Regression discontinuity design (RDD) is a method used to identify the effect of a change implemented at a cutoff point. This usually leads to pretty diagrams like this one:
Which is using a linear regression.
The regression equation for it is
y = const + b1 * x + b2 * c
Where const
is the Y intercept, x
is the independent (feature) variable, and c
is a dummy variable which indicates if x > cutoff
. Then, the parameter on b2
can be t-tested to see if the cutoff had an effect on y
.
It can also be used with a polynomial regression on both sides:
Here both sides have a different polynomial degree 2 regression, so the equation uses interaction variables:
y = const + b1 * x + b2 * x^2 + b3 * c + b4 * x * c + b5 * x^2 * c
Note that you can always overfit the regressions on each to make sure that the gap seems meaningful when it's not. Gelman & Imbens (2018) argue that you should never use more than degree 2 polynomials in RDD. Even degree 2 is sometimes an overfit.
This method has even been used to estimate the effect of lockdown measures, lie in this CDC study.

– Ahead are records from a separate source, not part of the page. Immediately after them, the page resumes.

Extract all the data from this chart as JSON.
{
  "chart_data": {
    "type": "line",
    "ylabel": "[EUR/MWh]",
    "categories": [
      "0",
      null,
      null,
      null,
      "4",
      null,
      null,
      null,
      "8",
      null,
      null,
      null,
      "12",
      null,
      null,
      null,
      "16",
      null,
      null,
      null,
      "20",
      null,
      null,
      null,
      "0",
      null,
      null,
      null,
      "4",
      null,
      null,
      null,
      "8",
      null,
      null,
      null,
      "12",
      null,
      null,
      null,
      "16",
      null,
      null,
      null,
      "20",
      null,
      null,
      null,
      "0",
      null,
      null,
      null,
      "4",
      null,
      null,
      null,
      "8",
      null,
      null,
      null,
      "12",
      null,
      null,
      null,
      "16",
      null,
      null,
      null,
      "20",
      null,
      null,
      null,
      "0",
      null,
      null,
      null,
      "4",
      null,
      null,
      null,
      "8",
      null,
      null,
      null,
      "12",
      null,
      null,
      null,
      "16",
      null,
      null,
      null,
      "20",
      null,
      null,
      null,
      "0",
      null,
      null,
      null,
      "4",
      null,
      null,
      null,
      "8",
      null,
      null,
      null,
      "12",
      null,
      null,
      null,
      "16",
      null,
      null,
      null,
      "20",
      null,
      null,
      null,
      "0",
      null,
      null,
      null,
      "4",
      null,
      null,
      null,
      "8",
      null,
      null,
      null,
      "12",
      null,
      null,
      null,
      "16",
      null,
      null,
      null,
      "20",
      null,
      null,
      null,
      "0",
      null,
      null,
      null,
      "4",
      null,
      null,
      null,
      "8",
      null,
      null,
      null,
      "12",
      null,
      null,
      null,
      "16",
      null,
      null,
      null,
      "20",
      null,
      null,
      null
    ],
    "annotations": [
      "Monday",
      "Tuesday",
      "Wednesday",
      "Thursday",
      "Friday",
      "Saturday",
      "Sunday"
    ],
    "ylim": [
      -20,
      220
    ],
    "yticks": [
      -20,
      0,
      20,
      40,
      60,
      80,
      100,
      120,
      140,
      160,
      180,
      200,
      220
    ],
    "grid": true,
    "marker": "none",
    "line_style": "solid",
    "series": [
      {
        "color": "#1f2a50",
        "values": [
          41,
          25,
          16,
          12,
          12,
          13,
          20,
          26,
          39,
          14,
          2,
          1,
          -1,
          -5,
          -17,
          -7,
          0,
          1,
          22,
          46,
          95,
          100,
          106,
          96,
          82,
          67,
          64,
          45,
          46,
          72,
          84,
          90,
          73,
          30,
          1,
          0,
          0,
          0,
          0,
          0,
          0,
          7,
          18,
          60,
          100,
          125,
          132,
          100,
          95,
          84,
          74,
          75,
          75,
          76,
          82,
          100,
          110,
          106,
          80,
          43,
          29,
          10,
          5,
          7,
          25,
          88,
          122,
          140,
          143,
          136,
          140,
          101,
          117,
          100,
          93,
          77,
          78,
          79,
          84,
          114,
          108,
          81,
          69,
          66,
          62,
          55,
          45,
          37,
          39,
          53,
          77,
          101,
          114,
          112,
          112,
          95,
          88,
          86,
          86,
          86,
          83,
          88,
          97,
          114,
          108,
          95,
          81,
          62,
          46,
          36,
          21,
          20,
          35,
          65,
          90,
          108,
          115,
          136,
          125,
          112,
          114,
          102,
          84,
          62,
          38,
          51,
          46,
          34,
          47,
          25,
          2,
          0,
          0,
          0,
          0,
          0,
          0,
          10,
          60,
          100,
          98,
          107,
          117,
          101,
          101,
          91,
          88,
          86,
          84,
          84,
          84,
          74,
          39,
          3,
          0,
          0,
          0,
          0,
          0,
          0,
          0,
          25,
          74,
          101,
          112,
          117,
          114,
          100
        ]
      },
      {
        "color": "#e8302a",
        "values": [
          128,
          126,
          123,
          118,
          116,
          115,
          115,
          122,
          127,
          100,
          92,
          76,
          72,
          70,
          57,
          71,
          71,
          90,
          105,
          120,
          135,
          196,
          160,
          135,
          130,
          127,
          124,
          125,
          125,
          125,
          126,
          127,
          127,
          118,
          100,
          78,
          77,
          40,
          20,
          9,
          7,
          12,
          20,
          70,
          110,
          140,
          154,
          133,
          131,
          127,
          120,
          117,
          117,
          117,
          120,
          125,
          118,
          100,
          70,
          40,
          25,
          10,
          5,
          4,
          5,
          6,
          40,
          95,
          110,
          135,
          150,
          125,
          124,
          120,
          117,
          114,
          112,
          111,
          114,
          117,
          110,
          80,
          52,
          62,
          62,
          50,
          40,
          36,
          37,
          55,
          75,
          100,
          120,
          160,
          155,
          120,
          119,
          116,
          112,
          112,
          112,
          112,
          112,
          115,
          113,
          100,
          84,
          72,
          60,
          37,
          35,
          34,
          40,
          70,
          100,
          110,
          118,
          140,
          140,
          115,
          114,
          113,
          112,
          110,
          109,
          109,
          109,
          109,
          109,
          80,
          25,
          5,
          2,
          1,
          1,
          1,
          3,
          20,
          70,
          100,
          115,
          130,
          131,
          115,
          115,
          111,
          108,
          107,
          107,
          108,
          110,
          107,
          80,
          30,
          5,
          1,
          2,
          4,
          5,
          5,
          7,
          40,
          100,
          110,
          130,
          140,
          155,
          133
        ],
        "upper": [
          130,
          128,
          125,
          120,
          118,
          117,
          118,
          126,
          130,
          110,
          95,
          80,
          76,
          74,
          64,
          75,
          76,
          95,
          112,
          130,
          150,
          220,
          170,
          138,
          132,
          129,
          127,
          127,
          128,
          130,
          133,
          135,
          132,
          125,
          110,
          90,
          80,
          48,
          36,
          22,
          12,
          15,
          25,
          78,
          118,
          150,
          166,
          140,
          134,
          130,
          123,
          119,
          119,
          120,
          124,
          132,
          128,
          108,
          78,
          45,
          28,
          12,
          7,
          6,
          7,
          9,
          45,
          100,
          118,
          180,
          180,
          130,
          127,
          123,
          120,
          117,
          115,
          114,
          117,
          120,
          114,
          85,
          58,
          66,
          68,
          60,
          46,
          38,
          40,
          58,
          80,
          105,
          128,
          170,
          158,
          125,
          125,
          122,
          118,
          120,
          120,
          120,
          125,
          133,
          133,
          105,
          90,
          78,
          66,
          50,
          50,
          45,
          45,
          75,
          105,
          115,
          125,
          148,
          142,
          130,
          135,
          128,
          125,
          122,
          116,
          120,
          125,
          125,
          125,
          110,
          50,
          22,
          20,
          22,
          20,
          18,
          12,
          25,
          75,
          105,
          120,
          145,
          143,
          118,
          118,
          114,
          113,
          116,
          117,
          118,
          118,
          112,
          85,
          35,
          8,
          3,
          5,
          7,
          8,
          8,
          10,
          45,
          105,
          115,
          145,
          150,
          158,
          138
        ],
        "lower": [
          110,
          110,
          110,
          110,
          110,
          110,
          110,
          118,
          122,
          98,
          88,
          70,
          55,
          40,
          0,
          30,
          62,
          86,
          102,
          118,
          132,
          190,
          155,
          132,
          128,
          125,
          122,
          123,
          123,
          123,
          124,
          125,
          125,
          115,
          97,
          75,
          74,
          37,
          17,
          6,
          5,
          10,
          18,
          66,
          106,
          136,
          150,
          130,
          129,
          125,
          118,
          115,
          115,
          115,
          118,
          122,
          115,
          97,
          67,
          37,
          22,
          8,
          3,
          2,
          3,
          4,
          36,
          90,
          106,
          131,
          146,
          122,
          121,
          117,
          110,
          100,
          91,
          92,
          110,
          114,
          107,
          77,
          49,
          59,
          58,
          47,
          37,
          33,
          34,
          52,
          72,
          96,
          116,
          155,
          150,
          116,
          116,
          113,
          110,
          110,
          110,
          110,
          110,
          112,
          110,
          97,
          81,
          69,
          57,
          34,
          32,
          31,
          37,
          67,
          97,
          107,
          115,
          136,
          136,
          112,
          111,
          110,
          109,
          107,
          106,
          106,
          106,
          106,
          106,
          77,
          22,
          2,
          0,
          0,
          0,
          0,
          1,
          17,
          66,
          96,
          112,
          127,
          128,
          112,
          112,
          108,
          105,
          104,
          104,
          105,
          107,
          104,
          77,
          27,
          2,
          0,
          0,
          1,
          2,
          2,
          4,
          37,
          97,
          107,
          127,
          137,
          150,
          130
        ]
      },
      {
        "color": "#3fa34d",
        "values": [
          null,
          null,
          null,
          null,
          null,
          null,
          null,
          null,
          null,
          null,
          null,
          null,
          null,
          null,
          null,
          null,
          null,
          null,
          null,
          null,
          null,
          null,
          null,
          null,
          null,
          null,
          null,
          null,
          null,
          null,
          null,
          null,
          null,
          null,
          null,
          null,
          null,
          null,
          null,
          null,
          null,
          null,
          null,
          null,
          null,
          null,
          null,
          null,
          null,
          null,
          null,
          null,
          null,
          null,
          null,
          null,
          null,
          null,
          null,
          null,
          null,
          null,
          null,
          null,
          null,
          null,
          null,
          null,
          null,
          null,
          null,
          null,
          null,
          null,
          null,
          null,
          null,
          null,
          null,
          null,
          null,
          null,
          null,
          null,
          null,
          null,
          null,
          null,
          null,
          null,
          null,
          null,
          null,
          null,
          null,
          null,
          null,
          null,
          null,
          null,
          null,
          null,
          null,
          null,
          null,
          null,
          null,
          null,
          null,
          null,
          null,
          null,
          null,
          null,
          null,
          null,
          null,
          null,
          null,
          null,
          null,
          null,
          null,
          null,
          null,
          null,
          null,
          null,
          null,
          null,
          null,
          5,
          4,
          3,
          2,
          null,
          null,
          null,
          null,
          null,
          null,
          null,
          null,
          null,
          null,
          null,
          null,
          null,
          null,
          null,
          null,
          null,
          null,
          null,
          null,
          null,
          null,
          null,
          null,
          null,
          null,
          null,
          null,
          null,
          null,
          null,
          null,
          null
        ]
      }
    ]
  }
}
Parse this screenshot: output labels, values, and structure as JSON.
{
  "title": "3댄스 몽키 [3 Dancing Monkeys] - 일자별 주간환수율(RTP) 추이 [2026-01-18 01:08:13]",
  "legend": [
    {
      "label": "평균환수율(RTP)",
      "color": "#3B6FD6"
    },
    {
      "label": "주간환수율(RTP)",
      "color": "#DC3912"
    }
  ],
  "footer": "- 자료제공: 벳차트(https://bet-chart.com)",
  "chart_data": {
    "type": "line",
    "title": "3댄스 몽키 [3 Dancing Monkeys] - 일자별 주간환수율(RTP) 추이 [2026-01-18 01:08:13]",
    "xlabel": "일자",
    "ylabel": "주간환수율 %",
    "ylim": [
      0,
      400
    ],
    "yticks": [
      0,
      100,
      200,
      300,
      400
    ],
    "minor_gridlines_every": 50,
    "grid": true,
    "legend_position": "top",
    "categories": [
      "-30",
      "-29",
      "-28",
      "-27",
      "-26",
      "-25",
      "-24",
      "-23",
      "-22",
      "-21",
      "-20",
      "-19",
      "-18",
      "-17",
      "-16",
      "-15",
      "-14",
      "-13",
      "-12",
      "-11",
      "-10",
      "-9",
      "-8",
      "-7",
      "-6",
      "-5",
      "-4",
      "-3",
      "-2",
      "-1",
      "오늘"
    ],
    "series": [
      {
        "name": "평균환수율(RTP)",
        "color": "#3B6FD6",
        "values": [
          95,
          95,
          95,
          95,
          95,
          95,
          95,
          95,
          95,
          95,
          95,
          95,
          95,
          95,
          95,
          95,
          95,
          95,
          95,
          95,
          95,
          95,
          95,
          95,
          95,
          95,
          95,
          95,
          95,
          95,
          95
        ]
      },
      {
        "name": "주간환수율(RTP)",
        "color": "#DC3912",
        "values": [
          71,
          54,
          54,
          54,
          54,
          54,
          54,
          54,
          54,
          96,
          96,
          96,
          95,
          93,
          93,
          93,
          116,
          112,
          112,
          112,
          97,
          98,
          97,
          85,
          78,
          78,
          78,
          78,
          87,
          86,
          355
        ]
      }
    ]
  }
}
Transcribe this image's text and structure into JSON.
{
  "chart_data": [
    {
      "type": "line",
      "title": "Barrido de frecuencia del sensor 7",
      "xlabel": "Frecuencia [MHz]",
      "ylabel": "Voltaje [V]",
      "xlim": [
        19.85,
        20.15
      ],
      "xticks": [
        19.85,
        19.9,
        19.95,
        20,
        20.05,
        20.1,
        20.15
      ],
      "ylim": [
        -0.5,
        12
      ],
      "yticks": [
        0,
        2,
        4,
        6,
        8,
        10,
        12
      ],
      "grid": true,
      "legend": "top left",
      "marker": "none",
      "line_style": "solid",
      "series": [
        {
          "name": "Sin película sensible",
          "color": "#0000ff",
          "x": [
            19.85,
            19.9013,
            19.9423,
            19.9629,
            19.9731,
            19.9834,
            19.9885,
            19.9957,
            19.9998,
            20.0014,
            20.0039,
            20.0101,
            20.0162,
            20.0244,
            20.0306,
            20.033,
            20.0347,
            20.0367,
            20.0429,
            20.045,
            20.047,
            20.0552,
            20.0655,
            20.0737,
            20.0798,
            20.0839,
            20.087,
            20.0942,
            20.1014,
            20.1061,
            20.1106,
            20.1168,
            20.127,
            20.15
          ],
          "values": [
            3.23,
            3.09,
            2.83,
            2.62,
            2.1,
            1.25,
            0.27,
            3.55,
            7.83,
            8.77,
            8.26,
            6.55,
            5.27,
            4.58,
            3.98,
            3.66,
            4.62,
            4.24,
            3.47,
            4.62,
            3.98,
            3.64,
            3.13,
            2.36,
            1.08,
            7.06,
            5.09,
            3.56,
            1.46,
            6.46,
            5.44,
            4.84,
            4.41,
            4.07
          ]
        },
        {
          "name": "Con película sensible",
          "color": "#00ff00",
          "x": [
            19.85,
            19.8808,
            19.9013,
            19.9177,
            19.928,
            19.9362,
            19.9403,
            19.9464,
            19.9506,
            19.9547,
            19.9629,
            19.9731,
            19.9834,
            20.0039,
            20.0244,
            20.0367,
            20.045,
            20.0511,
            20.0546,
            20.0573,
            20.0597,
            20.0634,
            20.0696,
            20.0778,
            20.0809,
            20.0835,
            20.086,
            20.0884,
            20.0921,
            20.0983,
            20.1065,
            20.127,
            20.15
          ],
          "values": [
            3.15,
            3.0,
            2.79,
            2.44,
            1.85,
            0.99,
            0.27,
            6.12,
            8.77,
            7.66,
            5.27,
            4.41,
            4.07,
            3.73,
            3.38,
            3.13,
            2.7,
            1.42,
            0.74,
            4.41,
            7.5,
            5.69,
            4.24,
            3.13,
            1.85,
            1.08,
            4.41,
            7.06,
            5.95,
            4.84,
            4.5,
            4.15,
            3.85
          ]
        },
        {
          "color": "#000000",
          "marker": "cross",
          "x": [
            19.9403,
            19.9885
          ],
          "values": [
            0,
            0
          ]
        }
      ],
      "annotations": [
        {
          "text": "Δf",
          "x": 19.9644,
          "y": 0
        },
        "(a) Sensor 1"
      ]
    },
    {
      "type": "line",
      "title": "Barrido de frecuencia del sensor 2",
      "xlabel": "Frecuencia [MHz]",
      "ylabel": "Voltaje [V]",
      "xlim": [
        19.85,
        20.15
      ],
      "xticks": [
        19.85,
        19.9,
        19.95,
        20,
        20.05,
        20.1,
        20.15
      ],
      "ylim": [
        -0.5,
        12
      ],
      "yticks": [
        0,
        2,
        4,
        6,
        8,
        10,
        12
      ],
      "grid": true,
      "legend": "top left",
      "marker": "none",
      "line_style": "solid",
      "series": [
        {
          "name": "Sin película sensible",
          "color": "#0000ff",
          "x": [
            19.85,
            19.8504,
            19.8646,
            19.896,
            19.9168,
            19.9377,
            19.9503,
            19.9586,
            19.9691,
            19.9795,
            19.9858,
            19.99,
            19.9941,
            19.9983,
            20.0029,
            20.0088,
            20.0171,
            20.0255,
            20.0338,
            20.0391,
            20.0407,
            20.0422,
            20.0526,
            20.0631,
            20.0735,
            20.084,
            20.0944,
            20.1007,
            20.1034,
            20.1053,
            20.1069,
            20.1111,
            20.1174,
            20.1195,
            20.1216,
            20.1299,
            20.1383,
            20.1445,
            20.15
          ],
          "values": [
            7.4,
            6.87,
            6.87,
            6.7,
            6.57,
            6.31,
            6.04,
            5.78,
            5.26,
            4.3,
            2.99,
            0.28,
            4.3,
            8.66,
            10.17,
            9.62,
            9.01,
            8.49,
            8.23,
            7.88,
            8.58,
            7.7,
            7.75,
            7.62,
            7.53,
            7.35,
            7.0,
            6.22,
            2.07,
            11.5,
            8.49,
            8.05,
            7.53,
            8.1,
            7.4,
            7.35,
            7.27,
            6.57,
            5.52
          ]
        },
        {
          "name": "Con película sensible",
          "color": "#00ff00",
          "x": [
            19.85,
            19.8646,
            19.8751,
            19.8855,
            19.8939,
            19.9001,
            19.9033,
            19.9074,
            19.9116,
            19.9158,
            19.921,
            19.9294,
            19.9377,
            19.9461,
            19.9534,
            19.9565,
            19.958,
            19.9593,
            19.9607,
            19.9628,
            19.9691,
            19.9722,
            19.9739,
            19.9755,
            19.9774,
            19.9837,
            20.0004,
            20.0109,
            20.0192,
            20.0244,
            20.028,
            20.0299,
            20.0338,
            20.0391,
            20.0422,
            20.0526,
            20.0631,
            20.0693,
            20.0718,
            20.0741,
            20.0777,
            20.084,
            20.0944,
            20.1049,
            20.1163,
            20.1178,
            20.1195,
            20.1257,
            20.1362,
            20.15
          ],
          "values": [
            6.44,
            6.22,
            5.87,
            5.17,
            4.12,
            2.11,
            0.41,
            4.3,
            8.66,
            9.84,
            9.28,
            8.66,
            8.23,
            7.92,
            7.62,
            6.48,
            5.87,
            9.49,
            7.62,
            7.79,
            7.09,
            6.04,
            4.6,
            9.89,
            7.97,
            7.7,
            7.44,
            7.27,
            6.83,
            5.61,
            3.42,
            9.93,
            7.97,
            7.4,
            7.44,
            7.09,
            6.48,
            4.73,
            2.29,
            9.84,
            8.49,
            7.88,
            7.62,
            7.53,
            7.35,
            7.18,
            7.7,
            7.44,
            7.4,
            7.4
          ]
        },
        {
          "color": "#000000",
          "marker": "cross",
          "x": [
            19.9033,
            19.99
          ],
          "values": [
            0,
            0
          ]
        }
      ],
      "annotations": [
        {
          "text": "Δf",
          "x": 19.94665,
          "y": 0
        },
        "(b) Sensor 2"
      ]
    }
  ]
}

For reference on RDD design, Lee & Lemieux's book chapter on RDD is a good technical reference.
Your task is to use RDD to estimate the effect of the following events in Quebec:
-
The 20/3/2020 lockdown
-
The reopening of schools on 31/8/2020
-
The 25/12/2020 lockdown
Requirements
You need to find data on at least one COVID measure for y
(either COVID cases, hospitalizations or deaths) and provide the following for each:
-
A RDD plot similar to the ones shown above
-
An interpretation of the p-value on the effect of the measure taken (the cutoff parameter)
-
A justification on the design of your regression:
-
The amount of time included on both sides of the cutoff (longer is not necessarily better)
-
The polynomial degree (higher is not always better)
-
Other regression design considerations
- A 2 paragraph explanation of your findings for that event.